The other piece of anxiety comes from the demands of expertise on us, demands that have either suddenly appeared or disappeared. Maybe you are a parent who is all of a sudden expected to be a teacher as well. Or maybe you are a teacher who has no students and can’t share the expertise you do have. Maybe you are a physician and everyone is hitting you with questions about how to manage this pandemic reality, and some of the questions they are asking are way out of your field of expertise, or you see people making grave mistakes that could have life ending consequences and you can’t get them to listen. Or maybe you are a pastor who suddenly has all these expectations on you — to know how to navigate changing hospital visitation and funeral and communion policies, to provide pastoral care to high school seniors totally broken up by the fact that they won’t get to graduate, to pivot on worship planning and arrangement to accommodate online streaming, or to navigate video editing and uploading when you just joined Facebook two years ago and don’t even know how to load a picture to it! All these expectations, these sudden skills required to do a job you were confident in knowing how to do two weeks ago and now it feels like you are trying to teach college with a kindergarten education. Johannines, you are in panic. You are in full retreat mode.

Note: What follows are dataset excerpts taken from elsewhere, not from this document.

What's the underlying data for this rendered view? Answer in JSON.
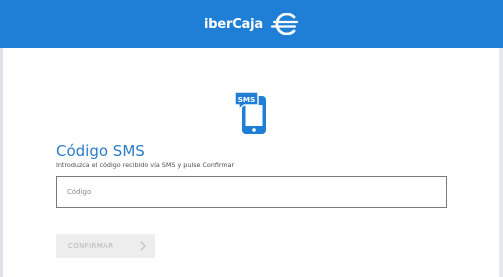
{
  "header": {
    "logo_text": "iberCaja",
    "brand_color": "#1f7fd6",
    "logo_icon": "ibercaja-logo-mark-icon"
  },
  "page": {
    "icon": "sms-phone-icon",
    "icon_badge_text": "SMS",
    "title": "Código SMS",
    "subtitle": "Introduzca el código recibido vía SMS y pulse Confirmar"
  },
  "form": {
    "code_placeholder": "Código",
    "code_value": "",
    "confirm_label": "CONFIRMAR",
    "confirm_icon": "chevron-right-icon",
    "confirm_disabled": true
  },
  "colors": {
    "title": "#2a7bc7",
    "icon": "#1f7fd6",
    "button_bg": "#ededed",
    "button_text": "#b5b5b5"
  }
}
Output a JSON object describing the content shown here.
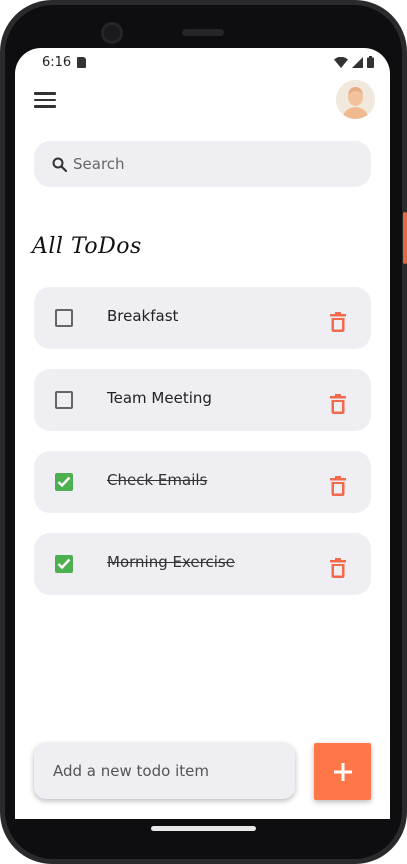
{
  "status_bar": {
    "time": "6:16"
  },
  "header": {
    "menu_icon": "menu-icon",
    "avatar_icon": "avatar"
  },
  "search": {
    "placeholder": "Search",
    "value": ""
  },
  "section_title": "All ToDos",
  "todos": [
    {
      "text": "Breakfast",
      "done": false
    },
    {
      "text": "Team Meeting",
      "done": false
    },
    {
      "text": "Check Emails",
      "done": true
    },
    {
      "text": "Morning Exercise",
      "done": true
    }
  ],
  "add_todo": {
    "placeholder": "Add a new todo item",
    "value": "",
    "button_icon": "plus-icon"
  },
  "colors": {
    "accent": "#ff7648",
    "delete": "#f06a4b",
    "checked": "#4caf50",
    "card_bg": "#eeeef3"
  }
}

Stop. Re-center. You know who the authorities are. The authorities are not the latest “news” article on Facebook. The authorities are the CDC. And the authorities are our national, state and local officials. And those authorities are not perfect. But then, I think I illustrated this point when I discussed all the expectations we suddenly find on our shoulders. None of us know how to navigate this. We are all going to make mistakes. Yes, Johannines, even us. Now more than ever we need grace. We need grace extended one to another. And we need the grace of God to release our expectations. We are going to have to live with patience for one another and ourselves as we navigate these waters.

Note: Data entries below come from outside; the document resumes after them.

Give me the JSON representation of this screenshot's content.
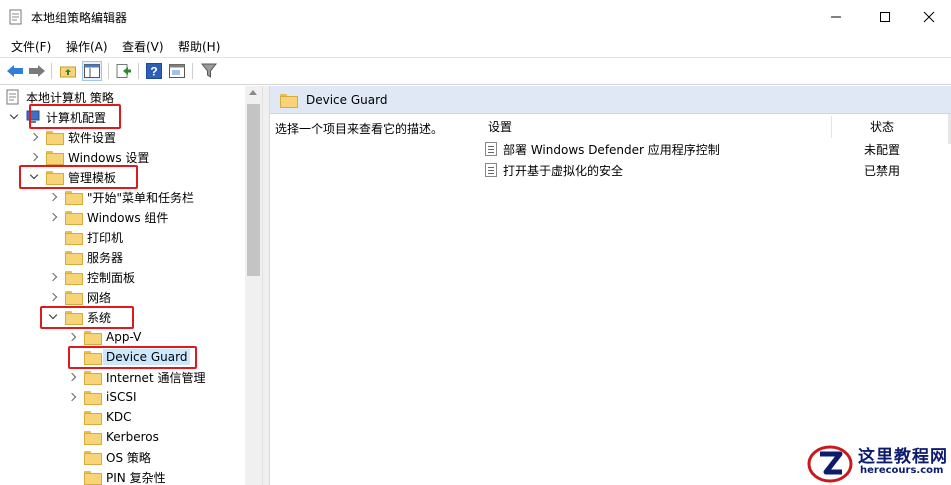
{
  "window": {
    "title": "本地组策略编辑器"
  },
  "menu": {
    "items": [
      "文件(F)",
      "操作(A)",
      "查看(V)",
      "帮助(H)"
    ]
  },
  "tree": {
    "root": "本地计算机 策略",
    "nodes": [
      {
        "label": "计算机配置",
        "expanded": true
      },
      {
        "label": "软件设置"
      },
      {
        "label": "Windows 设置"
      },
      {
        "label": "管理模板",
        "expanded": true
      },
      {
        "label": "\"开始\"菜单和任务栏"
      },
      {
        "label": "Windows 组件"
      },
      {
        "label": "打印机"
      },
      {
        "label": "服务器"
      },
      {
        "label": "控制面板"
      },
      {
        "label": "网络"
      },
      {
        "label": "系统",
        "expanded": true
      },
      {
        "label": "App-V"
      },
      {
        "label": "Device Guard",
        "selected": true
      },
      {
        "label": "Internet 通信管理"
      },
      {
        "label": "iSCSI"
      },
      {
        "label": "KDC"
      },
      {
        "label": "Kerberos"
      },
      {
        "label": "OS 策略"
      },
      {
        "label": "PIN 复杂性"
      }
    ]
  },
  "content": {
    "header": "Device Guard",
    "description": "选择一个项目来查看它的描述。",
    "columns": {
      "setting": "设置",
      "state": "状态"
    },
    "rows": [
      {
        "setting": "部署 Windows Defender 应用程序控制",
        "state": "未配置"
      },
      {
        "setting": "打开基于虚拟化的安全",
        "state": "已禁用"
      }
    ]
  },
  "watermark": {
    "title": "这里教程网",
    "url": "herecours.com"
  },
  "colors": {
    "highlight": "#e0191e",
    "header_bg": "#dfe8f4",
    "selection": "#cce8ff",
    "folder": "#f6d477"
  }
}
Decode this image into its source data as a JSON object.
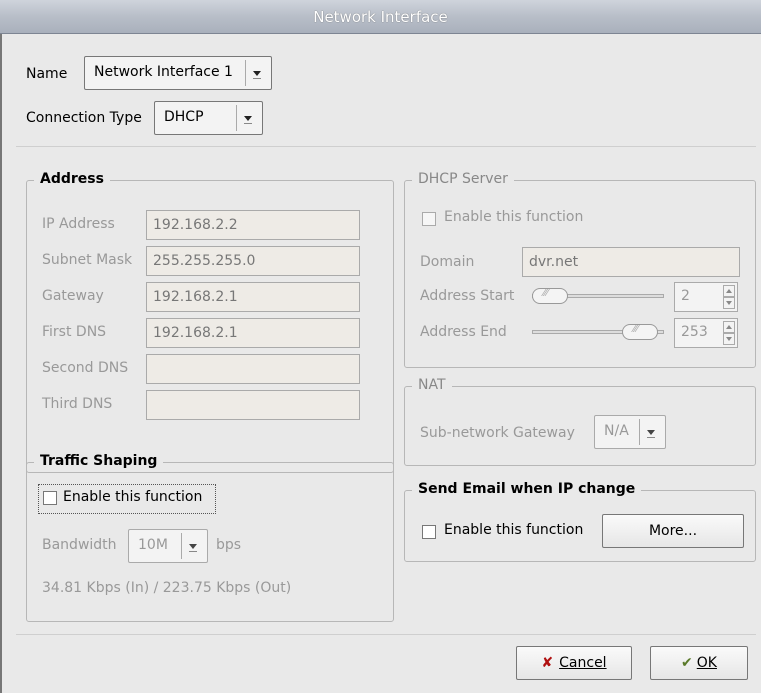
{
  "window": {
    "title": "Network Interface"
  },
  "top": {
    "name_label": "Name",
    "name_value": "Network Interface 1",
    "conn_label": "Connection Type",
    "conn_value": "DHCP"
  },
  "address": {
    "title": "Address",
    "rows": [
      {
        "label": "IP Address",
        "value": "192.168.2.2"
      },
      {
        "label": "Subnet Mask",
        "value": "255.255.255.0"
      },
      {
        "label": "Gateway",
        "value": "192.168.2.1"
      },
      {
        "label": "First DNS",
        "value": "192.168.2.1"
      },
      {
        "label": "Second DNS",
        "value": ""
      },
      {
        "label": "Third DNS",
        "value": ""
      }
    ]
  },
  "traffic": {
    "title": "Traffic Shaping",
    "enable_label": "Enable this function",
    "enabled": false,
    "bandwidth_label": "Bandwidth",
    "bandwidth_value": "10M",
    "bandwidth_unit": "bps",
    "rate_text": "34.81 Kbps (In) / 223.75 Kbps (Out)"
  },
  "dhcp": {
    "title": "DHCP Server",
    "enable_label": "Enable this function",
    "enabled": false,
    "domain_label": "Domain",
    "domain_value": "dvr.net",
    "start_label": "Address Start",
    "start_value": "2",
    "end_label": "Address End",
    "end_value": "253"
  },
  "nat": {
    "title": "NAT",
    "gateway_label": "Sub-network Gateway",
    "gateway_value": "N/A"
  },
  "email": {
    "title": "Send Email when IP change",
    "enable_label": "Enable this function",
    "enabled": false,
    "more_label": "More..."
  },
  "buttons": {
    "cancel_label": "Cancel",
    "ok_label": "OK"
  },
  "icons": {
    "combo_arrow": "chevron-down-icon",
    "cancel": "x-icon",
    "ok": "checkmark-hand-icon"
  },
  "colors": {
    "titlebar": "#b8bec8",
    "background": "#e9e9e9",
    "disabled_text": "#999999"
  }
}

Let’s remember, though, we navigate these waters with the one who knows how to calm the storm, the one who provides abundantly when we need provision. So Johannines, you also need to center yourselves in our great teacher, Jesus, and to do that means spending some time with Scripture. But recognize that we sometimes too easily follow those who speak in Jesus’ name. Stay with your trusted sources in this time. Do not grab onto one who speaks with too much confidence, especially in their own ability to lead through this. No one really knows how to lead here. So follow the leaders who lead in humility; the ones who are willing to serve; the ones who are willing to wash the feet of others (though not literally right now!) and sit at their feet and learn; the ones who model the kind of leadership Jesus models, which is to reach out in love. And for those of us who are called to lead in Jesus’ name, let this humility shape our approach as well. Jesus has given us an example: love, and serve.

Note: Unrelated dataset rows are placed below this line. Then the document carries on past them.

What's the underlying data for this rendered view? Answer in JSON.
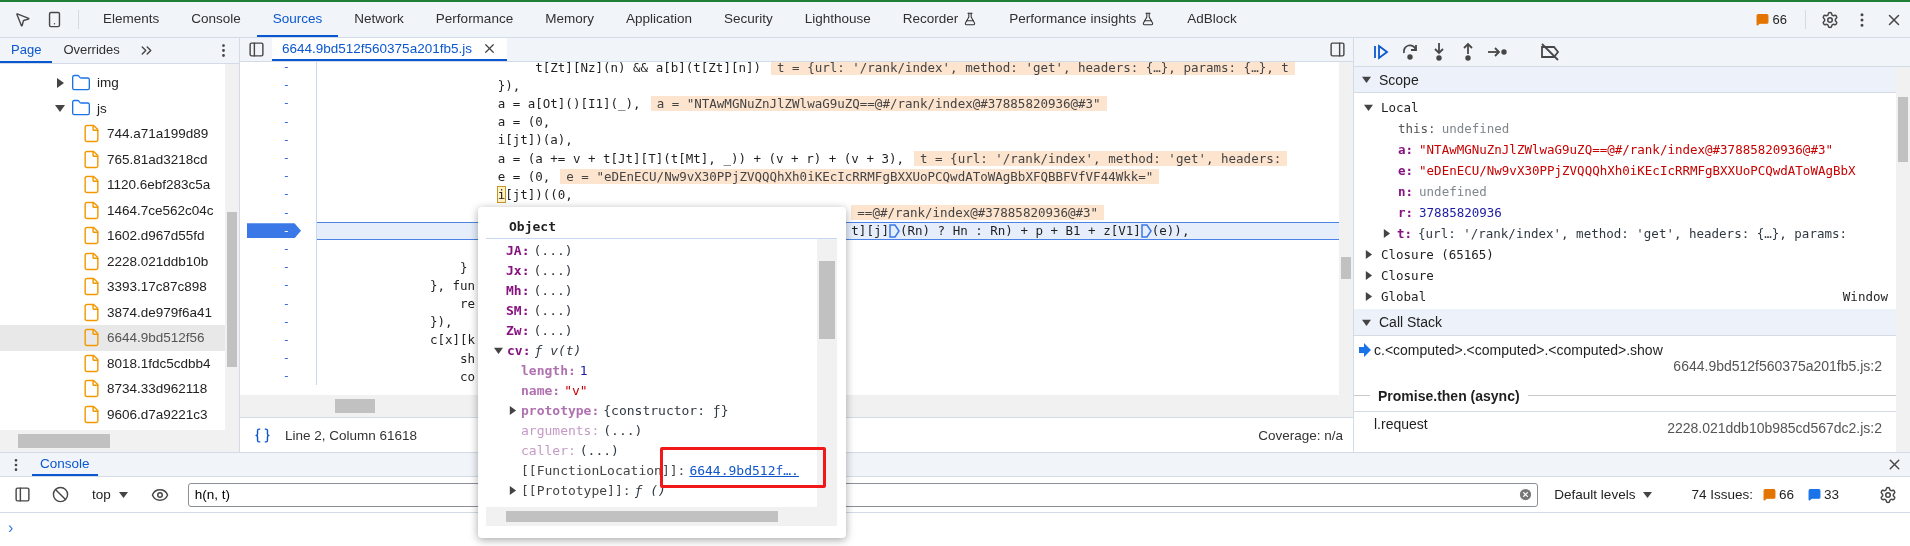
{
  "toolbar": {
    "tabs": [
      {
        "label": "Elements",
        "selected": false,
        "experimental": false
      },
      {
        "label": "Console",
        "selected": false,
        "experimental": false
      },
      {
        "label": "Sources",
        "selected": true,
        "experimental": false
      },
      {
        "label": "Network",
        "selected": false,
        "experimental": false
      },
      {
        "label": "Performance",
        "selected": false,
        "experimental": false
      },
      {
        "label": "Memory",
        "selected": false,
        "experimental": false
      },
      {
        "label": "Application",
        "selected": false,
        "experimental": false
      },
      {
        "label": "Security",
        "selected": false,
        "experimental": false
      },
      {
        "label": "Lighthouse",
        "selected": false,
        "experimental": false
      },
      {
        "label": "Recorder",
        "selected": false,
        "experimental": true
      },
      {
        "label": "Performance insights",
        "selected": false,
        "experimental": true
      },
      {
        "label": "AdBlock",
        "selected": false,
        "experimental": false
      }
    ],
    "issues_count": "66"
  },
  "navigator": {
    "tabs": [
      {
        "label": "Page",
        "selected": true
      },
      {
        "label": "Overrides",
        "selected": false
      }
    ],
    "tree": [
      {
        "label": "img",
        "kind": "folder",
        "expanded": false
      },
      {
        "label": "js",
        "kind": "folder",
        "expanded": true,
        "children": [
          {
            "label": "744.a71a199d89",
            "kind": "file",
            "selected": false
          },
          {
            "label": "765.81ad3218cd",
            "kind": "file",
            "selected": false
          },
          {
            "label": "1120.6ebf283c5a",
            "kind": "file",
            "selected": false
          },
          {
            "label": "1464.7ce562c04c",
            "kind": "file",
            "selected": false
          },
          {
            "label": "1602.d967d55fd",
            "kind": "file",
            "selected": false
          },
          {
            "label": "2228.021ddb10b",
            "kind": "file",
            "selected": false
          },
          {
            "label": "3393.17c87c898",
            "kind": "file",
            "selected": false
          },
          {
            "label": "3874.de979f6a41",
            "kind": "file",
            "selected": false
          },
          {
            "label": "6644.9bd512f56",
            "kind": "file",
            "selected": true
          },
          {
            "label": "8018.1fdc5cdbb4",
            "kind": "file",
            "selected": false
          },
          {
            "label": "8734.33d962118",
            "kind": "file",
            "selected": false
          },
          {
            "label": "9606.d7a9221c3",
            "kind": "file",
            "selected": false
          }
        ]
      }
    ]
  },
  "editor": {
    "file_tab": {
      "label": "6644.9bd512f560375a201fb5.js"
    },
    "lines": [
      {
        "number": "-",
        "paused": false,
        "code": "                            t[Zt][Nz](n) && a[b](t[Zt][n])",
        "value": "t = {url: '/rank/index', method: 'get', headers: {…}, params: {…}, t"
      },
      {
        "number": "-",
        "paused": false,
        "code": "                       }),"
      },
      {
        "number": "-",
        "paused": false,
        "code": "                       a = a[Ot]()[I1](_),",
        "value": "a = \"NTAwMGNuZnJlZWlwaG9uZQ==@#/rank/index@#37885820936@#3\""
      },
      {
        "number": "-",
        "paused": false,
        "code": "                       a = (0,"
      },
      {
        "number": "-",
        "paused": false,
        "code": "                       i[jt])(a),"
      },
      {
        "number": "-",
        "paused": false,
        "code": "                       a = (a += v + t[Jt][T](t[Mt], _)) + (v + r) + (v + 3),",
        "value": "t = {url: '/rank/index', method: 'get', headers:"
      },
      {
        "number": "-",
        "paused": false,
        "code": "                       e = (0,",
        "value": "e = \"eDEnECU/Nw9vX30PPjZVQQQhXh0iKEcIcRRMFgBXXUoPCQwdAToWAgBbXFQBBFVfVF44Wkk=\""
      },
      {
        "number": "-",
        "paused": false,
        "hovered": "                       i",
        "code": "[jt])((0,"
      },
      {
        "number": "-",
        "paused": false,
        "value": "                                                                      ==@#/rank/index@#37885820936@#3\""
      },
      {
        "number": "-",
        "paused": true,
        "code": "                                                                      t][j]",
        "continuation": [
          "(Rn) ? Hn : Rn) + p + B1 + z[V1]",
          "(e)),"
        ]
      },
      {
        "number": "-",
        "paused": false
      },
      {
        "number": "-",
        "paused": false,
        "code": "                  }"
      },
      {
        "number": "-",
        "paused": false,
        "code": "              }, fun"
      },
      {
        "number": "-",
        "paused": false,
        "code": "                  re"
      },
      {
        "number": "-",
        "paused": false,
        "code": "              }),"
      },
      {
        "number": "-",
        "paused": false,
        "code": "              c[x][k"
      },
      {
        "number": "-",
        "paused": false,
        "code": "                  sh"
      },
      {
        "number": "-",
        "paused": false,
        "code": "                  co"
      }
    ],
    "status": {
      "position": "Line 2, Column 61618",
      "coverage": "Coverage: n/a"
    }
  },
  "object_popover": {
    "title": "Object",
    "properties": [
      {
        "key": "JA:",
        "value": "(...)",
        "kind": "getter"
      },
      {
        "key": "Jx:",
        "value": "(...)",
        "kind": "getter"
      },
      {
        "key": "Mh:",
        "value": "(...)",
        "kind": "getter"
      },
      {
        "key": "SM:",
        "value": "(...)",
        "kind": "getter"
      },
      {
        "key": "Zw:",
        "value": "(...)",
        "kind": "getter"
      },
      {
        "key": "cv:",
        "value": "ƒ v(t)",
        "kind": "function",
        "expanded": true,
        "children": [
          {
            "key": "length:",
            "value": "1",
            "kind": "number",
            "internal": false
          },
          {
            "key": "name:",
            "value": "\"v\"",
            "kind": "string",
            "internal": false
          },
          {
            "key": "prototype:",
            "value": "{constructor: ƒ}",
            "kind": "object",
            "expanded": false,
            "internal": false
          },
          {
            "key": "arguments:",
            "value": "(...)",
            "kind": "getter",
            "internal": false
          },
          {
            "key": "caller:",
            "value": "(...)",
            "kind": "getter",
            "internal": false
          },
          {
            "key": "[[FunctionLocation]]:",
            "value": "6644.9bd512f….",
            "kind": "link",
            "internal": true
          },
          {
            "key": "[[Prototype]]:",
            "value": "ƒ ()",
            "kind": "function",
            "expanded": false,
            "internal": true
          }
        ]
      }
    ]
  },
  "debugger": {
    "scope": {
      "title": "Scope",
      "expanded": true,
      "local": {
        "label": "Local",
        "expanded": true,
        "variables": [
          {
            "name": "this:",
            "value": "undefined",
            "kind": "undefined"
          },
          {
            "name": "a:",
            "value": "\"NTAwMGNuZnJlZWlwaG9uZQ==@#/rank/index@#37885820936@#3\"",
            "kind": "string"
          },
          {
            "name": "e:",
            "value": "\"eDEnECU/Nw9vX30PPjZVQQQhXh0iKEcIcRRMFgBXXUoPCQwdAToWAgBbX",
            "kind": "string"
          },
          {
            "name": "n:",
            "value": "undefined",
            "kind": "undefined"
          },
          {
            "name": "r:",
            "value": "37885820936",
            "kind": "number"
          },
          {
            "name": "t:",
            "value": "{url: '/rank/index', method: 'get', headers: {…}, params:",
            "kind": "object",
            "expanded": false
          }
        ]
      },
      "groups": [
        {
          "label": "Closure (65165)",
          "expanded": false
        },
        {
          "label": "Closure",
          "expanded": false
        },
        {
          "label": "Global",
          "value": "Window",
          "expanded": false
        }
      ]
    },
    "call_stack": {
      "title": "Call Stack",
      "expanded": true,
      "frames": [
        {
          "kind": "frame",
          "function": "c.<computed>.<computed>.<computed>.show",
          "location": "6644.9bd512f560375a201fb5.js:2",
          "current": true
        },
        {
          "kind": "async",
          "label": "Promise.then (async)"
        },
        {
          "kind": "frame",
          "function": "l.request",
          "location": "2228.021ddb10b985cd567dc2.js:2",
          "current": false
        }
      ]
    }
  },
  "console": {
    "tab": {
      "label": "Console",
      "selected": true
    },
    "context": "top",
    "filter": {
      "value": "h(n, t)"
    },
    "levels": "Default levels",
    "issues": {
      "label": "74 Issues:",
      "warnings": "66",
      "info": "33"
    },
    "prompt": "›"
  }
}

Johannines, you do have expertise to share, and you do have means to share it. So be creative in connecting to others, through technology or means that help maintain social distance, and offer your expertise. Write a blog. Post a video. Maybe work on a book if you suddenly have time on your hands. Offer what skills you have in whatever ways you have available. Or take this time to pick up new skills in preparation for the days ahead. Serving in this way will heal some of your heart’s anxiety. Finally, there is much to learn in this moment we are in. You are the great students of life. Pay attention. Watch where love breaks out. And watch where it falls apart. And learn from this time. There is great purpose in learning from what we are going through right now.

And above all else, cut yourself and others some slack. We are in this together! You are not alone! Thanks be to God!

If you have followed these articles, you now have a sense of the anxieties of Johannines, Markans, Lukans, and Mattheans. If you haven’t figured out who you might be yet, take the assessment at www.ministrymatters.com/gospeldiscipleship. Hopefully, this will help all of us understand how our discipleship can help us manage these strange and trying times we find ourselves in right now. You are all in my prayers!